Is the AstroMaster 114EQ a Bird-Jones telescope?

Yes. Despite being marketed as a "Newtonian reflector," the 114EQ uses a spherical primary mirror with a corrector lens in the focuser tube — a Bird-Jones design. This is cheaper to manufacture than a parabolic mirror but produces softer images. The AstroMaster 130EQ, by contrast, uses a true parabolic mirror and does not have this limitation.

What magnification can the 114EQ actually use?

The theoretical maximum is ~228× (2× the aperture in mm), but the Bird-Jones optics and included eyepieces limit practical performance to around 120–150×. Beyond that, images become soft and dim. Do not buy a 5× Barlow for this telescope — 500× magnification on a 114mm scope produces an unusable image regardless of optical design.

Can I see galaxies with the 114EQ?

You can detect bright galaxies (M31, M81, M82) as fuzzy glows, but you won't see spiral arms, dust lanes, or other structural detail. Galaxies require larger aperture and darker skies to reveal meaningful detail. For galaxy viewing, an 8-inch Dobsonian is the entry point for seeing real structure.


Verdict: Should You Buy the AstroMaster 114EQ?

The AstroMaster 114EQ is a functional beginner telescope at a low price, but the Bird-Jones optical design makes it hard to recommend when better alternatives exist at the same price.

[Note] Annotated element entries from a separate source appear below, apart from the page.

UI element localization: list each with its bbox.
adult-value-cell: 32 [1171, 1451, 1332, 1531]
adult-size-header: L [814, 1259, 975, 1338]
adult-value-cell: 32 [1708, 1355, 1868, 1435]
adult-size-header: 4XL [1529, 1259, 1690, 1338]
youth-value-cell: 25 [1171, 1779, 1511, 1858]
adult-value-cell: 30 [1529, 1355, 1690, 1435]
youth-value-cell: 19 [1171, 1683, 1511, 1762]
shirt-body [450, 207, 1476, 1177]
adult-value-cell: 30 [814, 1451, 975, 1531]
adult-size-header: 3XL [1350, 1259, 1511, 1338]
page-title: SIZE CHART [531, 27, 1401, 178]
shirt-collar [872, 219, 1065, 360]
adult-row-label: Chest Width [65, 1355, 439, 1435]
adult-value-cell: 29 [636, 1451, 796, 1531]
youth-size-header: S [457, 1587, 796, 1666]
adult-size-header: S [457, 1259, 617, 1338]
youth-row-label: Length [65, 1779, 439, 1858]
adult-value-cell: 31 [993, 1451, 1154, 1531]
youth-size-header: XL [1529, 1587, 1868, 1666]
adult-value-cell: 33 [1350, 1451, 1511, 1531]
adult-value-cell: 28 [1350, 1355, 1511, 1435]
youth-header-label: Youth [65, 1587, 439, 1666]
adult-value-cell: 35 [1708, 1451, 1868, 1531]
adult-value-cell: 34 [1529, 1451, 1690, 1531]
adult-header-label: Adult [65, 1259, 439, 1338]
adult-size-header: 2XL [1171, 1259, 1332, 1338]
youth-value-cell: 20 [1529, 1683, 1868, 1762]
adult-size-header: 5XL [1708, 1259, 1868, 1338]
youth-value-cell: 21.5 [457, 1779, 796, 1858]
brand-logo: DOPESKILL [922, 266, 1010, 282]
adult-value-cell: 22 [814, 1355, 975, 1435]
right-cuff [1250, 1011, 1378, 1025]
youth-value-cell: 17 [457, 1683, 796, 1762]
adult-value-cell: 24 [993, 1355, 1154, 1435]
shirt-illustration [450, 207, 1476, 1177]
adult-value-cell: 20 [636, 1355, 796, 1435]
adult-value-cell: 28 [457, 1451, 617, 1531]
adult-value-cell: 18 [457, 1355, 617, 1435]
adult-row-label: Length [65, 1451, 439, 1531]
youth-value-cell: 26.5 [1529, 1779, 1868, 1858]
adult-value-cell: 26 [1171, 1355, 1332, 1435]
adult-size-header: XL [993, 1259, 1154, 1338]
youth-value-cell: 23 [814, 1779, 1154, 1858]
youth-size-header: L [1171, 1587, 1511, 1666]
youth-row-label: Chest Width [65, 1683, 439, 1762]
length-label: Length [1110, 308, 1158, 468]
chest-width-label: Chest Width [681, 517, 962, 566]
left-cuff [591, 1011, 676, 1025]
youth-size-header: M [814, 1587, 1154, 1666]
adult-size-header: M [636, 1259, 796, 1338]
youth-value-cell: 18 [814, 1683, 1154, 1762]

Consider buying the 114EQ if:

  • You specifically need an equatorial mount for tracking or basic astrophotography at the lowest possible cost
  • You understand the Bird-Jones tradeoff and accept slightly softer images
  • You're buying for casual use and aren't planning to upgrade eyepieces aggressively

Buy one of these instead if:

  • You can spend $50–80 more → AstroMaster 130EQ — same mount, true parabolic optics, more aperture. The clear better choice.
  • You want the sharpest images at this price → Sky-Watcher Heritage 130P — parabolic mirror, more aperture, but tabletop Dobsonian (no EQ tracking)
  • You want app-guided object finding → Celestron StarSense Explorer LT 114AZ — same aperture, smartphone-guided finding, but alt-az mount
  • You want maximum aperture per dollar → Sky-Watcher 6-inch Dobsonian at ~$300 — dramatically more aperture and parabolic optics

The 114EQ won't ruin your experience of astronomy — it shows real objects in real detail, and the EQ mount is a genuine feature at this price. But the Bird-Jones design means you're getting less optical performance than the aperture size suggests, and spending a little more on the 130EQ eliminates this compromise entirely.